How can I prove that f(x) is greater than 0 for x≥0?

[monsmatglad]

Homework Statement

Hi. I need help understanding a task where i am supposed to prove that a function must be greater than 0 when x is from 0 and up. f(x) = (x-0)integral of (sinx/(x+1)) please help me out with this.

Mons

 

[Tedjn]

Here is the method with which I imagined doing this. Find when sin(x)/(x+1) changes sign. Break the integral from 0 to x into many sub-integrals, from 0 to first sign change, from first sign change to second sign change, etc. See if you can combine some integrals together to get an equivalent sum of all positive numbers. Ergo, the final integral is positive.

EDIT: I corrected the part in bold above, upon rereading this.

 

[monsmatglad]

Here is the method with which I imagined doing this. Find when sin(x)/(x+1) changes sign. Break the integral from 0 to x into many sub-integrals, from 0 to first sign change, from first sign change to second sign change, etc. See if you can combine some integrals together to get an equivalent sum of all positive numbers. Ergo, the final integral is positive.
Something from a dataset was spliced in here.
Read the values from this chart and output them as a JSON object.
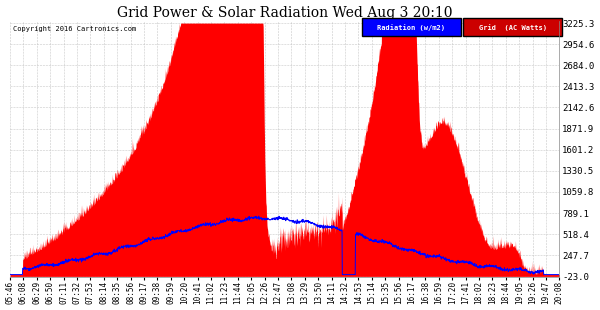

EDIT: I corrected the part in bold above, upon rereading this.

sorry, but i don't seem to understand.:/ what do you mean with breaking the integral into sub-integrals. could you please give me an example.

Mons

 

[Tedjn]

Repeatedly apply, if a < c < b,

\int_a^b f(x)dx = \int_a^c f(x)dx + \int_c^b f(x)dx​

I am sorry if I am too vague, but it is a fine line between helping and solving. Apply this equation to what I said above, at the points I said above, and see if inspiration strikes. After expanding, you can try combining integrals together again, but in a different way than the way you broke them up. Note that you can carefully change the bounds on an integral as long as you make the appropriate compensations inside the body of the integral.

 

[monsmatglad]

Repeatedly apply, if a < c < b,

\int_a^b f(x)dx = \int_a^c f(x)dx + \int_c^b f(x)dx​

I am sorry if I am too vague, but it is a fine line between helping and solving. Apply this equation to what I said above, at the points I said above, and see if inspiration strikes. After expanding, you can try combining integrals together again, but in a different way than the way you broke them up. Note that you can carefully change the bounds on an integral as long as you make the appropriate compensations inside the body of the integral.

I've been looking at the function and at the x-values for maximum and minimum, but i don't see how to get any information about the function(the integral) except for its derivative. if i split up in sub-intervals i don't understand find anything about the integral since it can't be analytically solved and therefor can't produce any integral values.

Mons
Sorry for bad English.

 

[Tedjn]

As in most inequalities, you don't need to find an exact solution, only find a way to convincingly show a sum is positive. There may be many ways to do this, but you can try to combine the sub-integrals.